On his way back from the market he took a different route. He walked past the home of a former student he’d taught about 16 years earlier. How old would she be now? Thirty-two? “About that,” he thought. There were several cars in the driveway of her parents’ house. “Visitors,” he thought. Then his former student stepped out of the house onto her parents’ porch, saying good-bye to her parents who remained inside.

He was on the other side of the street. When she began to make her way down the few concrete steps he shouted to her and waved. “Hi Stephanie,” he called to her, “Good to see you again!” She looked up, but didn’t wave.
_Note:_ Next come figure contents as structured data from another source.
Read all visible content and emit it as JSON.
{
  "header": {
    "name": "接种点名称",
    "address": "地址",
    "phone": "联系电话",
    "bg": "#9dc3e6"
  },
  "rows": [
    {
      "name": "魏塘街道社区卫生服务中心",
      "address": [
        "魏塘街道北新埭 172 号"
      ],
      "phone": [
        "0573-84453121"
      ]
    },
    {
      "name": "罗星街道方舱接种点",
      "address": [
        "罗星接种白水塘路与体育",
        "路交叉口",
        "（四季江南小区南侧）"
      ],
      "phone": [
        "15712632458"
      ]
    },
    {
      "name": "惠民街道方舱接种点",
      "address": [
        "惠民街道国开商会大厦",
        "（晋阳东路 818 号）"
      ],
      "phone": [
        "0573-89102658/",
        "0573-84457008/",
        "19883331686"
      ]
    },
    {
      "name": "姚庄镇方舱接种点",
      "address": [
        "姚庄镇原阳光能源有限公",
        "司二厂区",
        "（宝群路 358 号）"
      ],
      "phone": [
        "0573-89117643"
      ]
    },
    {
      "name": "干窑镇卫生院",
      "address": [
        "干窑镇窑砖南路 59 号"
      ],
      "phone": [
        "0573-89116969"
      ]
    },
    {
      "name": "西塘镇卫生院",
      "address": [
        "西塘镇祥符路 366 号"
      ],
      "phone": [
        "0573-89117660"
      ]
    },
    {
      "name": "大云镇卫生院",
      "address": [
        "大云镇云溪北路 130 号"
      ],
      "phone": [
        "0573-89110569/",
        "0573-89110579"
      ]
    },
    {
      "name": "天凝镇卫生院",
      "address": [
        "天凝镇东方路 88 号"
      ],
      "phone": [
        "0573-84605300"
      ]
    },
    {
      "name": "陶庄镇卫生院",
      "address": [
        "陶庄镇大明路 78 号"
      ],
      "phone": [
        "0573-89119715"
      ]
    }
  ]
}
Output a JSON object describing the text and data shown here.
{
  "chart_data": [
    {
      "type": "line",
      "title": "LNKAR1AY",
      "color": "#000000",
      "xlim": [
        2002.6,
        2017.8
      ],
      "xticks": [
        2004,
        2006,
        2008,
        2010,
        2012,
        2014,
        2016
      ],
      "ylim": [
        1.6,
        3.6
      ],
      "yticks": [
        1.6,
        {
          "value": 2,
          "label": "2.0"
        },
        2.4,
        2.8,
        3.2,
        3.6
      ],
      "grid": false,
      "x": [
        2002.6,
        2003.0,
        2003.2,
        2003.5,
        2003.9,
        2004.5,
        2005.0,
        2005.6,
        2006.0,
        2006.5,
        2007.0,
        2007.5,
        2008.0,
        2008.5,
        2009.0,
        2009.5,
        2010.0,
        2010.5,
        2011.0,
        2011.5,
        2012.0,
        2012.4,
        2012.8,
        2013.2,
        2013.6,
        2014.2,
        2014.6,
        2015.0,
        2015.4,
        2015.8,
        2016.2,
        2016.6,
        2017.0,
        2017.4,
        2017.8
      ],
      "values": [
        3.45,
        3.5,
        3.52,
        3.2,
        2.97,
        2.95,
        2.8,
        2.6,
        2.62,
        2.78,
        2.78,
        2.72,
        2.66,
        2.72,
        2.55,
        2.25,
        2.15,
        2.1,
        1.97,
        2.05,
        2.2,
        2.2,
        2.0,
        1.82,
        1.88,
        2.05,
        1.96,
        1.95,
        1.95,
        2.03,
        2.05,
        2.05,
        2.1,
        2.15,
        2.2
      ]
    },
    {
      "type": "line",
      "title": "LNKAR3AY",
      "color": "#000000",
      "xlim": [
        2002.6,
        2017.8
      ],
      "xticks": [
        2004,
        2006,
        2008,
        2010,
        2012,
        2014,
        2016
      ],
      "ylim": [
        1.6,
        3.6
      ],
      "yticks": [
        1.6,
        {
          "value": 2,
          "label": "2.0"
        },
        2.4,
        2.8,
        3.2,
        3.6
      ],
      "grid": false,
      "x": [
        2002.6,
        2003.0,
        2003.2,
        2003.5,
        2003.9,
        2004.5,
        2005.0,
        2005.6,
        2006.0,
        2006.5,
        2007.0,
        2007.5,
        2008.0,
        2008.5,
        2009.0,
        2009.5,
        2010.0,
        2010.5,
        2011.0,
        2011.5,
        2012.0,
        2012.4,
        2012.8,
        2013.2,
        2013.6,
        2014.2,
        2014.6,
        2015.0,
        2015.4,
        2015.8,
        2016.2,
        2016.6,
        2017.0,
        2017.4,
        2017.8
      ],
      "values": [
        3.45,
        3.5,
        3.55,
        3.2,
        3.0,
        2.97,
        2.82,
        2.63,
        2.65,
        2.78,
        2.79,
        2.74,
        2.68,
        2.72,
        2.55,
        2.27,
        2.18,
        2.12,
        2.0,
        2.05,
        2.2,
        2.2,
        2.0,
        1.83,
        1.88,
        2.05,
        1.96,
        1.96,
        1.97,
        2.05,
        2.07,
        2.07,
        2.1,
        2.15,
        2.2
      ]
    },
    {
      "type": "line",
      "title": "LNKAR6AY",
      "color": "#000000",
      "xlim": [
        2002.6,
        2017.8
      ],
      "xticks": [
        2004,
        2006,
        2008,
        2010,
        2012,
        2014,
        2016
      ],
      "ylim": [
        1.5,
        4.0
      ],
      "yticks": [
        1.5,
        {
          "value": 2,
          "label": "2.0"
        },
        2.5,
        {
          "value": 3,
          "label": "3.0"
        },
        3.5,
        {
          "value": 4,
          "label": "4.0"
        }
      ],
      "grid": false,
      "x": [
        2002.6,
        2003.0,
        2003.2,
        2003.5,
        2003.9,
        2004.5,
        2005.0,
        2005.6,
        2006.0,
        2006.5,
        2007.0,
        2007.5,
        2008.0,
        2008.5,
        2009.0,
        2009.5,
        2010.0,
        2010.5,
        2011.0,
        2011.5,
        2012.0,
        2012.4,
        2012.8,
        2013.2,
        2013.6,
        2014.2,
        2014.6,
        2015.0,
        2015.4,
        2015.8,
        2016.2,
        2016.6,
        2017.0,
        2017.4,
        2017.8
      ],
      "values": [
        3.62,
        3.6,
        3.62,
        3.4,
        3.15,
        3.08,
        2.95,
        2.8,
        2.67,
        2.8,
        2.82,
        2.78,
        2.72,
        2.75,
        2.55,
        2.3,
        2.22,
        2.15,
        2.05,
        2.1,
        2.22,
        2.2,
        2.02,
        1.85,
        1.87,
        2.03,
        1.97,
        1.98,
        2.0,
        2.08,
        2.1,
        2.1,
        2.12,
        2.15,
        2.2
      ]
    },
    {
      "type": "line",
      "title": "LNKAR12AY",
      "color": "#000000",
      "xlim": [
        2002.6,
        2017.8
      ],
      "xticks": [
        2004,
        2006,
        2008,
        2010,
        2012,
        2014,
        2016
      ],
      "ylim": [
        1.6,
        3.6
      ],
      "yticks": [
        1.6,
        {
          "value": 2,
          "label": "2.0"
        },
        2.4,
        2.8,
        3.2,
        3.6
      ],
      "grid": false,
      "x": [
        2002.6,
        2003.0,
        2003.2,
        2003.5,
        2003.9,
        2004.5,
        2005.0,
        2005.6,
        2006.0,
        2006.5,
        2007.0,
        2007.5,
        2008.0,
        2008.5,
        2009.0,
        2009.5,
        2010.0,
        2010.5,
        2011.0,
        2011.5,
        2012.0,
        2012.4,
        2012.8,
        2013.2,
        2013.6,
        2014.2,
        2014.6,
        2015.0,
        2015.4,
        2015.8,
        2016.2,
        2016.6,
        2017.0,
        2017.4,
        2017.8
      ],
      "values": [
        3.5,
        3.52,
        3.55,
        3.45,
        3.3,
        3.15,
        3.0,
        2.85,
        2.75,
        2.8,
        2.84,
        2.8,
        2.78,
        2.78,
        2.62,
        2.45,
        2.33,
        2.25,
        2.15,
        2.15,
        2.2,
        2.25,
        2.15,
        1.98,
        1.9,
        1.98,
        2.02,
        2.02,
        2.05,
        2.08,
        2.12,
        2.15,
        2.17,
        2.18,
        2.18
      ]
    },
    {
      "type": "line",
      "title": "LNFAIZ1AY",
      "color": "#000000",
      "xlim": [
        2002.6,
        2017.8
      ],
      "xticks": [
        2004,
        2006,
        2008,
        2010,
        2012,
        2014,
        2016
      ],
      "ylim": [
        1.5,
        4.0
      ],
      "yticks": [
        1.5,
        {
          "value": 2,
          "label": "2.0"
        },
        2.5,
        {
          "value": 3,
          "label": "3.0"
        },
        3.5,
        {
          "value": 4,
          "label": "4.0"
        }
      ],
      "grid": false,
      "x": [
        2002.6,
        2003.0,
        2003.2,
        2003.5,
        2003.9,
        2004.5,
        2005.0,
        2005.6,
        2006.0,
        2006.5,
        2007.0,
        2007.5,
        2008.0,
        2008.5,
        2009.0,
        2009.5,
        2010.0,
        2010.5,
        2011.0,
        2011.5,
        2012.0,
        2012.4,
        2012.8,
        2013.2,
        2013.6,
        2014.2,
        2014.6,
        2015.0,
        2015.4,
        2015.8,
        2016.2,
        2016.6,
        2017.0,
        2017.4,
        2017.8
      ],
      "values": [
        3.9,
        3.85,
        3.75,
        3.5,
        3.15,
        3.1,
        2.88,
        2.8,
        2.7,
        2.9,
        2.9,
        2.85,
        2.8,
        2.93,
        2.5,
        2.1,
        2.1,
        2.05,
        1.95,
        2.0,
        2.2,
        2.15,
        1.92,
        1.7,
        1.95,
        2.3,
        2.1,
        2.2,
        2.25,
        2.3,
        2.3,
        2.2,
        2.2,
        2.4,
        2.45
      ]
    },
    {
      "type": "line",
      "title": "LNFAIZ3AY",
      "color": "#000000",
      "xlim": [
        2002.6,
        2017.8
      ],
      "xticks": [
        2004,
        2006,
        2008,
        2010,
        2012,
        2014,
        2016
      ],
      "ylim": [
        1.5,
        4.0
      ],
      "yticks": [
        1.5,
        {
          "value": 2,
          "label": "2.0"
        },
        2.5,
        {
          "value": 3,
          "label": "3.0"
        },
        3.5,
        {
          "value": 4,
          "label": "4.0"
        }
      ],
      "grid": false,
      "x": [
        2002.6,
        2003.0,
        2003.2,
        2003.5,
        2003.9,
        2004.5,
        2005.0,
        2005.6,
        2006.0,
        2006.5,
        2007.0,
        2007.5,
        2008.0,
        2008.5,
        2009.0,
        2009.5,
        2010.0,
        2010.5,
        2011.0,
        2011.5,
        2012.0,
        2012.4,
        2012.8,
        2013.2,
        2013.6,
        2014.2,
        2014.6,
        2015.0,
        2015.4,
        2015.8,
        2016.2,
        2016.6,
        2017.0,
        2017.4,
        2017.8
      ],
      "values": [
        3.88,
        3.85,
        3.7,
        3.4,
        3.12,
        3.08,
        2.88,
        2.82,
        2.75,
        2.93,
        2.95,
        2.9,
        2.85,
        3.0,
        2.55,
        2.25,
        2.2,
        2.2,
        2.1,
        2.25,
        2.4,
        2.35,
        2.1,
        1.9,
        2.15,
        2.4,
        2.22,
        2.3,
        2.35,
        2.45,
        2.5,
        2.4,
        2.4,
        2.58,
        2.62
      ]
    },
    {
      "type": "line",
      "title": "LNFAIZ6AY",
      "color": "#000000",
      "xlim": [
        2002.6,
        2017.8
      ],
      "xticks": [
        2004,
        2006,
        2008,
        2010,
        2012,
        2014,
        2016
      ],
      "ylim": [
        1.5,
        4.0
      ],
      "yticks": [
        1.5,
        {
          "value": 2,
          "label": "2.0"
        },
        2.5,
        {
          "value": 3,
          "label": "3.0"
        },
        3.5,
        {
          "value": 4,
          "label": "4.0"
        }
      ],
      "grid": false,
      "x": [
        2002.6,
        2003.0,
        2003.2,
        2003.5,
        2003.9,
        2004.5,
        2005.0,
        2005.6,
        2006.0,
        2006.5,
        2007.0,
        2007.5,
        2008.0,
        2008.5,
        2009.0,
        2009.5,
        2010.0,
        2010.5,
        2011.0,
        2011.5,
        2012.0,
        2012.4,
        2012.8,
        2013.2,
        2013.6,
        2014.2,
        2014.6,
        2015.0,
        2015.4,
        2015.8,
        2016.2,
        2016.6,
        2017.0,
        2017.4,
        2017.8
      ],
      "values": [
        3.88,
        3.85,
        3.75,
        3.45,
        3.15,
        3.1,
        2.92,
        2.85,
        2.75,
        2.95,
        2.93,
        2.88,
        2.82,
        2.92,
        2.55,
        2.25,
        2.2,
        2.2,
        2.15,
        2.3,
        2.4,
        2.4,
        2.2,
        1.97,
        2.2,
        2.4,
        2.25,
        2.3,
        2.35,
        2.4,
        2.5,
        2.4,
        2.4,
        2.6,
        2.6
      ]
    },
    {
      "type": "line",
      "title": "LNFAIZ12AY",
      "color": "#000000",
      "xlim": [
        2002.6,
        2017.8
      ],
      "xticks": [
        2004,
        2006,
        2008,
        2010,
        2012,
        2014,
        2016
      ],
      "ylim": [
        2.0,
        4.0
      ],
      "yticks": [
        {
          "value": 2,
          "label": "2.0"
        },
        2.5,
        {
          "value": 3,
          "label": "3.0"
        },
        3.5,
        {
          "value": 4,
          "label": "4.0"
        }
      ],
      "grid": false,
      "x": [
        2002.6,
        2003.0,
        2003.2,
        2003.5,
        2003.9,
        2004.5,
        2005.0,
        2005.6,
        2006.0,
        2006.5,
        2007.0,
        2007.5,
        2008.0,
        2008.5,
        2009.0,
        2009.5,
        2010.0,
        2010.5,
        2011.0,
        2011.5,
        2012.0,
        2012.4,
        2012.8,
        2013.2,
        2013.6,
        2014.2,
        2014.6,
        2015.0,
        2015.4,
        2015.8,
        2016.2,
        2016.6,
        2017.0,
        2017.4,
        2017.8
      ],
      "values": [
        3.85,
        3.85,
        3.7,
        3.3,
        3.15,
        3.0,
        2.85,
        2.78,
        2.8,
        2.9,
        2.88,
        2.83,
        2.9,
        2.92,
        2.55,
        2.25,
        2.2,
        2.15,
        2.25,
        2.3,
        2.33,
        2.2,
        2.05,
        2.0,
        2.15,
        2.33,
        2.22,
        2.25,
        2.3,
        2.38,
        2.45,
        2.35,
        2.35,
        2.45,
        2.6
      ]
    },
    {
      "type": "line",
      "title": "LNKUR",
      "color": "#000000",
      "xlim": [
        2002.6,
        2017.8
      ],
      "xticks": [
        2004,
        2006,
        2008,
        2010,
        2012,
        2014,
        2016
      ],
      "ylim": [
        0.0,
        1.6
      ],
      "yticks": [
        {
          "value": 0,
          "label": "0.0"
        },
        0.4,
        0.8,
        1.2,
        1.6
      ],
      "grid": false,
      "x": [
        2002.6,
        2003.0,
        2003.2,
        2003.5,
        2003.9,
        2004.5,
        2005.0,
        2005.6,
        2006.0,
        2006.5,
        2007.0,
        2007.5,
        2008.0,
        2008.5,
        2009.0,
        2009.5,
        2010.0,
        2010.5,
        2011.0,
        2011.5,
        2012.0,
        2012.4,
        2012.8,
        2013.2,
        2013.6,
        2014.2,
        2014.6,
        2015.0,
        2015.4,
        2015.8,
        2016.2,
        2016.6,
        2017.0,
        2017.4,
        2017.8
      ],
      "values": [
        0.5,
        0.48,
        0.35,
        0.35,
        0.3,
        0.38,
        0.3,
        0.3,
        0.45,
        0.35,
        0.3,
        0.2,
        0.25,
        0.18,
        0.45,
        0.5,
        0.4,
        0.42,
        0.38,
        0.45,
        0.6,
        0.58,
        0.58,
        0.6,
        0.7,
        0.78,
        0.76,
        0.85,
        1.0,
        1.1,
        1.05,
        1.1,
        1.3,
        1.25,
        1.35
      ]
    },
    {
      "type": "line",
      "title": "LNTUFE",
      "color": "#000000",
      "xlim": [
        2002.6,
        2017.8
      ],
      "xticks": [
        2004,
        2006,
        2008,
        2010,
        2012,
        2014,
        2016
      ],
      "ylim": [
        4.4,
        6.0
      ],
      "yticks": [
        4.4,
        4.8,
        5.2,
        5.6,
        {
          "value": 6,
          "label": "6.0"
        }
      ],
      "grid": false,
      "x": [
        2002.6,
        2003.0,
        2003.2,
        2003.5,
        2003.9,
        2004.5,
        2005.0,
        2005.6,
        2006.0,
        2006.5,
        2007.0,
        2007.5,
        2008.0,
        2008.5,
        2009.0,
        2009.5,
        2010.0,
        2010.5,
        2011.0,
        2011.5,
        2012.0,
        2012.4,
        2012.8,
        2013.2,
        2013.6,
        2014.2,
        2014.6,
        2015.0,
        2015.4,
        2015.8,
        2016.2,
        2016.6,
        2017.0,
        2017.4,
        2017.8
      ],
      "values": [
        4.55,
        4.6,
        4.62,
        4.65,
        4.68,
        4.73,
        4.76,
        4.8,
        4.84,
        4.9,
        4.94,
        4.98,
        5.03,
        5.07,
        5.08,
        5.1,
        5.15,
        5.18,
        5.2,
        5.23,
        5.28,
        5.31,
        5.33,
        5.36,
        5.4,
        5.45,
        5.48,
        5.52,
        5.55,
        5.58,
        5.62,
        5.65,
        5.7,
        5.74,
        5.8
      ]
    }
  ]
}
She looked slightly fearful, he thought. After a small delay, she half raised her hand, tentatively waving a few fingers. He wondered if he should tell her who he was because it was evident that she did not recognize him as an old man. But there seemed to be no point in doing so. It didn’t really matter after all. Even if he did tell her, then he’d be greeted by another look he’d rather not receive, the “Oh my God, that’s what you look like now?” look. He knew he was getting older. No one had to rub that in.

Coming home, his old cat greeted him at the door with a series of plaintiff meows about not having been fed on time. He pulled off his outer clothes, hung them on hooks by the entry door, fed the cat and plopped his chunk of pork in the fridge. Then he went upstairs to look out the crow’s nest window to watch and to await the coming snow.